AB 2219 adds Section 1947.3 to the Civil Code to create new requirements for the form of tender of rent payments, landlord’s rights when tenants bounce checks, and the ability of tenants to pay via third parties. This last change is a rent-control red flag, but Section 1947.3 includes requirements to protect landlords from creating new rent controlled tenancies at the historic rental rate of another tenant.
First, a landlord must accept rent in at least one form that is neither cash nor EFT. Second, if the tenant bounces a check, a landlord can require payment in cash for up to three months (provided that they change the terms of tenancy formally, if this is not already in the lease).

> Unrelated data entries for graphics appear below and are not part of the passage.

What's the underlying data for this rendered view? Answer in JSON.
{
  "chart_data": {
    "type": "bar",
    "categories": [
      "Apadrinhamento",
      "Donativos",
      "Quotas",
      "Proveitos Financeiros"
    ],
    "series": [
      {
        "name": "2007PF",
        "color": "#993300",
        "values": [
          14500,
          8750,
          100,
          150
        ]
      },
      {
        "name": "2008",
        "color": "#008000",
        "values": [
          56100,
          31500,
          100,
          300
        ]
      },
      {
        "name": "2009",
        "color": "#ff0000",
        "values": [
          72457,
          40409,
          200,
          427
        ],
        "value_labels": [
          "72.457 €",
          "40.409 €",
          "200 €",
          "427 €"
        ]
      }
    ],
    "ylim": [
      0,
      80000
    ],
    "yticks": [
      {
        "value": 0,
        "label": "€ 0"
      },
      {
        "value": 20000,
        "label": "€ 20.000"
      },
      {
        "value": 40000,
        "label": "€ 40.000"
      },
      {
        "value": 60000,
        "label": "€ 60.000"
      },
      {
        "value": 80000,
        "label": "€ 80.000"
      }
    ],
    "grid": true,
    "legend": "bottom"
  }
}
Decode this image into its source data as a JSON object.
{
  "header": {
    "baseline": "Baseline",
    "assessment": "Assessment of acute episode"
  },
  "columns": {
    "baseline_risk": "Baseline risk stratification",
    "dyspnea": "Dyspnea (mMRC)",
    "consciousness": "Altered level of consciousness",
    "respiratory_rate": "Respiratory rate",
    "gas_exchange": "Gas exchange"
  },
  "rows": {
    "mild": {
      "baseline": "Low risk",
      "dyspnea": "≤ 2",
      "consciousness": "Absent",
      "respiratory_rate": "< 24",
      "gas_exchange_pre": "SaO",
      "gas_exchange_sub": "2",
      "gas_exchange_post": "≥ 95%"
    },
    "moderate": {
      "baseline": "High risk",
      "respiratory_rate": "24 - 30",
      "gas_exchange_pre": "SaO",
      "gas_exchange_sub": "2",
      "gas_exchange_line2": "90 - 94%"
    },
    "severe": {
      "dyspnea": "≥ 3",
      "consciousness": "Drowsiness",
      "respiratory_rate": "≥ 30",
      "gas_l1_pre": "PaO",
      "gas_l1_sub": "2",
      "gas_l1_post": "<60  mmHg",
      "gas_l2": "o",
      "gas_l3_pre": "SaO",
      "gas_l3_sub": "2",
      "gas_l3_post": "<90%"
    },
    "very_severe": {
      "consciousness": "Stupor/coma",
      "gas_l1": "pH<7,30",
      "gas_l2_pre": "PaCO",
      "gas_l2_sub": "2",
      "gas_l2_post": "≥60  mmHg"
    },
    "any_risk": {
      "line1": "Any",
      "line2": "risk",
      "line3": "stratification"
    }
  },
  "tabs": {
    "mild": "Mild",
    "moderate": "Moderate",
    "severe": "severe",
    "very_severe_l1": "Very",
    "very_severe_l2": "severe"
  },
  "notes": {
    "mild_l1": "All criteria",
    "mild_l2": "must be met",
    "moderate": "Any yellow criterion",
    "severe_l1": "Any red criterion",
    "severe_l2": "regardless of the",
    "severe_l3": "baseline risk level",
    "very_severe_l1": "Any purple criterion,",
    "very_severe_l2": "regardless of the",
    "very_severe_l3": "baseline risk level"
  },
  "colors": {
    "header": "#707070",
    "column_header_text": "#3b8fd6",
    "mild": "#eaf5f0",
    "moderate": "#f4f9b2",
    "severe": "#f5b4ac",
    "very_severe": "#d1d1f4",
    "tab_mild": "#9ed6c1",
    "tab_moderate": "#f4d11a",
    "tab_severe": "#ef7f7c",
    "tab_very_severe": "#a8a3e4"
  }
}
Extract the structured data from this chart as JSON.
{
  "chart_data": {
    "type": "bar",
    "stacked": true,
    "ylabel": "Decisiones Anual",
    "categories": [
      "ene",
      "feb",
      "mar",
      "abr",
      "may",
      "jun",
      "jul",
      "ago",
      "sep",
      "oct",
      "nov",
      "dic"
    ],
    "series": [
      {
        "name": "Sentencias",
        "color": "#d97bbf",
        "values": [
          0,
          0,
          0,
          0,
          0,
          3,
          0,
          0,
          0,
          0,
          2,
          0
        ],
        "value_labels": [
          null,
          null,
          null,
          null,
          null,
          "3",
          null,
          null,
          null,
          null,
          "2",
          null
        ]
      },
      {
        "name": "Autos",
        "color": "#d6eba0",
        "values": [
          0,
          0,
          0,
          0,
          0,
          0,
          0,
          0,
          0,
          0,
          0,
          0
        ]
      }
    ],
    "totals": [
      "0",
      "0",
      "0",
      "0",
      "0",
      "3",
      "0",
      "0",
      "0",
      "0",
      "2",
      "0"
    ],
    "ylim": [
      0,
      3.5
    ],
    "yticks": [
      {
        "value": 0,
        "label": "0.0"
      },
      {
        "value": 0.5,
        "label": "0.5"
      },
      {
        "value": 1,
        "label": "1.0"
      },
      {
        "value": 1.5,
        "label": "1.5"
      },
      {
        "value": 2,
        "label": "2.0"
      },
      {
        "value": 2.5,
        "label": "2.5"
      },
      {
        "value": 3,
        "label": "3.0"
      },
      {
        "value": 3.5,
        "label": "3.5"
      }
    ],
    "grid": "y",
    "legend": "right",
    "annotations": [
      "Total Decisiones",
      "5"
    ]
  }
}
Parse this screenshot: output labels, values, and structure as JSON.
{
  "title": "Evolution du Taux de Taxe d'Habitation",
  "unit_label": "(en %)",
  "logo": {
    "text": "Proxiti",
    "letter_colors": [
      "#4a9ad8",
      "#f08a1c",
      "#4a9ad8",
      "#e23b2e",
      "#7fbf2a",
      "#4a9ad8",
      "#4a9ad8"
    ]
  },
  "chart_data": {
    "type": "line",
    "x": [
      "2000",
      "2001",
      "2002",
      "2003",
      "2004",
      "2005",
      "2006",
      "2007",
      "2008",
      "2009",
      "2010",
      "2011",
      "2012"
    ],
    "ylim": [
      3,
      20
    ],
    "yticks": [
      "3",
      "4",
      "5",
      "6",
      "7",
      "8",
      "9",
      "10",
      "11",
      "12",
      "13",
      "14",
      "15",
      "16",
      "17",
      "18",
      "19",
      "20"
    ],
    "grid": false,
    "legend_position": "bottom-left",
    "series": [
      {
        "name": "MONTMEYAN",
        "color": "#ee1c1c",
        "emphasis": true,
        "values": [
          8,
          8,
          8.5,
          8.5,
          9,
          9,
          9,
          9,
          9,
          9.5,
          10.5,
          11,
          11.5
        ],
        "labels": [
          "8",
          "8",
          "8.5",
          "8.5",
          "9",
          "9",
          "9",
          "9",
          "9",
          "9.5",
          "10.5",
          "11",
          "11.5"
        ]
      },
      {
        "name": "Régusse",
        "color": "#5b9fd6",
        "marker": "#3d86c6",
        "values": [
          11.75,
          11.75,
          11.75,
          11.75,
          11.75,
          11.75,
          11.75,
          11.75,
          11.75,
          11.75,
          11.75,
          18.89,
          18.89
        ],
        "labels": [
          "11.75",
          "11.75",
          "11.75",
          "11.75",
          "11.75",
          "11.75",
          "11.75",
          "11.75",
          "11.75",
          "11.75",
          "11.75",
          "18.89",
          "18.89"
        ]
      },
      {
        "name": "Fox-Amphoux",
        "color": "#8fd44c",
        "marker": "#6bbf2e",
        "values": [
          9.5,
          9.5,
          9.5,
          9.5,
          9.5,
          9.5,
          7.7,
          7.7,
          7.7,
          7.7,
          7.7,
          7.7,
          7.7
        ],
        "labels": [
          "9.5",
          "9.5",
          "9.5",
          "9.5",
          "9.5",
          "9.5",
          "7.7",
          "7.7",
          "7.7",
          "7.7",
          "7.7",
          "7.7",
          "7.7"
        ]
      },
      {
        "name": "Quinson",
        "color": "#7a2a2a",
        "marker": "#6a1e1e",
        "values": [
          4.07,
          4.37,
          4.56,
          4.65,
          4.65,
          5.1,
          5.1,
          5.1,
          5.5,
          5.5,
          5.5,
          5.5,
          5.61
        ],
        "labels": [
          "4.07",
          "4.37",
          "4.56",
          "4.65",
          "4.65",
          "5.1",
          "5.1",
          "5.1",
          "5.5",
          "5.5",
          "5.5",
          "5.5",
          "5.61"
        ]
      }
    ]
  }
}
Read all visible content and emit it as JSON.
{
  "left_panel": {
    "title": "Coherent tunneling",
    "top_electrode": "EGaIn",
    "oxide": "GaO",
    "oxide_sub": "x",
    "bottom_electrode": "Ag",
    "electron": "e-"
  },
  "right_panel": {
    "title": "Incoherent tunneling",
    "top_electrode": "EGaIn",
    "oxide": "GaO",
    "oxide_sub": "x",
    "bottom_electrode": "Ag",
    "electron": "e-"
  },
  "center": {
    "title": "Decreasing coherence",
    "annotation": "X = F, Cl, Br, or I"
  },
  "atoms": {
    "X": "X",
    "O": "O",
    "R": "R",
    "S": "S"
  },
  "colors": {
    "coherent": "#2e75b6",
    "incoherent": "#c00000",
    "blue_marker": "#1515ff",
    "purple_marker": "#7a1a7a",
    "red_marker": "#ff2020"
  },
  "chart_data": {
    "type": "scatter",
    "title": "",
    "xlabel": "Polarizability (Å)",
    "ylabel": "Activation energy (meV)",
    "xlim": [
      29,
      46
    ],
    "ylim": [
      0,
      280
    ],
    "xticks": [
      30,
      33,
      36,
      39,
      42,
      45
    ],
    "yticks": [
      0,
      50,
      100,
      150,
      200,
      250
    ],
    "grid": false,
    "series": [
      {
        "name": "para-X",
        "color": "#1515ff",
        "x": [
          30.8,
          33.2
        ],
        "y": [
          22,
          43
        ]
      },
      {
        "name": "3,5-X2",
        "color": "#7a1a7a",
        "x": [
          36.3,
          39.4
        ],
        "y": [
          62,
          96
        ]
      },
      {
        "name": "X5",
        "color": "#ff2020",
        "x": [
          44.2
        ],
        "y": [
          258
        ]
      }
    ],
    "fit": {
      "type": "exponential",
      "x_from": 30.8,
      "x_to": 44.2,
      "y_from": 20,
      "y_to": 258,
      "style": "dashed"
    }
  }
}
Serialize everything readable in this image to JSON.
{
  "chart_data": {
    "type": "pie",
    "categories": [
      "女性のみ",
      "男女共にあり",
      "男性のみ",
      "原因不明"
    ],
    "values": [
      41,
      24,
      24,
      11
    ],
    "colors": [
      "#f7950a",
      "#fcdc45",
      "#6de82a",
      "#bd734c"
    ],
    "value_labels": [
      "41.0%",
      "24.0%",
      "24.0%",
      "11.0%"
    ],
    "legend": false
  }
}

Ostensibly to allow greater flexibility for tenants (but with little legislative history to suggest this is a significant concern), a landlord must now accept rent from a third party, at the tenant’s election. The mechanics of this call to mind the classic waiver trap of a subsequent occupant trying to pay rent to her master tenant’s landlord to directly establish a rent controlled tenancy. However, the landlord is only required to accept payment from a third party who is not a “tenant”. The landlord may (and really should) have the third party sign an acknowledgement that includes the following:
I, [insert name of third party], state as follows:
I am not currently a tenant of the premises located at [insert address of premises].
I acknowledge that acceptance of the rent payment I am offering for the premises does not create a new tenancy.
(signature of third party) _____
These new rules do not require a landlord to accept rent after a “three-day notice to pay or quit” has expired. They also do not require a landlord to enter a public housing contact with a Section 8 tenant. However, San Francisco landlords should be cautioned that explicitly refusing to enter such an agreement may now be actionable.